Affirmed in part; reversed and remanded in part.

NOTES

[*] JOSEPH, J., did not participate in this decision.

[1] As a preliminary matter, the District alleged, and the trial court concluded, that VIPCO had breached the contract by failing to give notice of damages it expected to sustain as a result of the late start. We need not decide this question because there is substantial evidence supporting the trial court's determination that VIPCO failed to meet its burden of showing that delay in furnishing the site, as opposed to delay from the strike or from VIPCO's own mistaken estimate or inefficiency, was the cause of the damage.

[2] The mid-March date is the date of the last pour and does not take into account curing or finishing time which are also affected by bad weather nor the fact that the valve vault was not finished at this point.

[3] ORS 16.740 provides:

"If a motion made to a judge of the court in which the action, suit or proceeding is pending is refused in whole or in part, or is granted conditionally, no subsequent motion for the same order shall be made to any other judge. A violation of this section is punishable as a contempt, and an order made contrary thereto may be revoked by the court or judge who made it, or vacated by the court or judge thereof in which the action, suit or proceeding is pending."

[4] ORS 41.615 provides in pertinent part:

"(1) Upon motion of any party showing good cause therefor, and upon notice to all other parties, and subject to the provisions of ORS 45.181, the court in which a proceeding is pending may:

"(a) Order any party to produce and permit the inspection and copying or photographing, or by or on behalf of the moving party, of any designated documents, papers, books, accounts, letters, photographs, objects or tangible things not privileged, which constitute or contain evidence relating to any of the matters within the scope of the examination permitted by ORS 45.151 and which are in his possession, custody or control * *.

"* * *."

[5] ORS 279.575(4) provides:

"The public contracting agency shall pay, upon settlement * * * in favor of the contractor regarding any dispute as to the compensation due a contractor for work performed under the terms of a public contract, the amount due plus interest at the rate of six percent per annum on such amount accruing from the later of:

"(a) The due date of any progress payment received under the contract for the period in which such work was performed; or

"(b) Thirty days after the date on which the claim for the payment under dispute was presented to the public contracting agency by the contractor in writing or in accordance with applicable provisions of the contract."

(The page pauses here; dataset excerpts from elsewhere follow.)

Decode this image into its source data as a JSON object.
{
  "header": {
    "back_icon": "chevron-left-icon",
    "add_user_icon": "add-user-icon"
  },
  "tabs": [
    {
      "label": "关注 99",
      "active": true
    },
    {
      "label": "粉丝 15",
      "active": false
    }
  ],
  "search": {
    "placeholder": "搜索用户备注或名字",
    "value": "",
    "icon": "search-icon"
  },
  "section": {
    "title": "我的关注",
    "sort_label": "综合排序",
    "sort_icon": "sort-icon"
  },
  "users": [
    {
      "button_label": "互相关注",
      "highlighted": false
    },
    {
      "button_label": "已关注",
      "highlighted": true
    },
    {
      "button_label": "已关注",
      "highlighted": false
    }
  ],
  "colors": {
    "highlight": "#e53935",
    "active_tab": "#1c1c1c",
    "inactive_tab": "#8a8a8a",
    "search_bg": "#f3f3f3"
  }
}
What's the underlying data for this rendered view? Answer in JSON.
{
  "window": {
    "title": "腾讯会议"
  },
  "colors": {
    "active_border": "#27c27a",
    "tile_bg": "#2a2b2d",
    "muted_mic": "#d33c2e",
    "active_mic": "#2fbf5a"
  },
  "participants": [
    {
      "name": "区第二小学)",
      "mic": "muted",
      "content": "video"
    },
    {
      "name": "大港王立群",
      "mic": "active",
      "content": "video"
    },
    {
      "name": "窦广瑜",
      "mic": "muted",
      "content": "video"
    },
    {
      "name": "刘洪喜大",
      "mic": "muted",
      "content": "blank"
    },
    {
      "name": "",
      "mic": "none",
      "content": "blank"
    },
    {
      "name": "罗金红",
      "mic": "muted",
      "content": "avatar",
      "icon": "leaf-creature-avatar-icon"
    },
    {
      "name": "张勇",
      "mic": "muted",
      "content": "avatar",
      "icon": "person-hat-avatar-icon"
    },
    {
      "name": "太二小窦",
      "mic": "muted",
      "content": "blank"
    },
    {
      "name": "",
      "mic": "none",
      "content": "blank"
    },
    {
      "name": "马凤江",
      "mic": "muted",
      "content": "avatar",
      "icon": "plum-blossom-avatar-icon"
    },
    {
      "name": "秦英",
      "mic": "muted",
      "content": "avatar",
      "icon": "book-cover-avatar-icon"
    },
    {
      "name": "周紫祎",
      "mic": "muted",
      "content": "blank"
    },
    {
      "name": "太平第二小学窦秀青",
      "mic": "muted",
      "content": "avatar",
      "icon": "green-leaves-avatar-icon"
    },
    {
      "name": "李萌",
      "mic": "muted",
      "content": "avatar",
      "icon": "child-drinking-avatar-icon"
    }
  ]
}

[6] ORS 279.575(4) provides:

"The public body shall pay to the contractor interest at the rate of one percent per month on the final payment due the contractor, interest to commence 30 days after the work under the contract has been completed and accepted and to run until the date when the final payment is tendered to the contractor. The contractor shall notify the public body when he considers the work complete and the public body shall, within 15 days after receiving the notice, either accept the work or notify the contractor of work yet to be performed on the contract. If the public body does not within the time allowed notify the contractor of work yet to be performed, the interest provided by this subsection shall commence to run 30 days after the end of the 15-day period."

[7] The indemnity provision reads in part:

"* * * The ENGINEER will indemnify, save harmless and defend the OWNER * * from and against all loss, liability, or claims thereof, caused by the sole negligence of the ENGINEER * * * in the performance of his contract."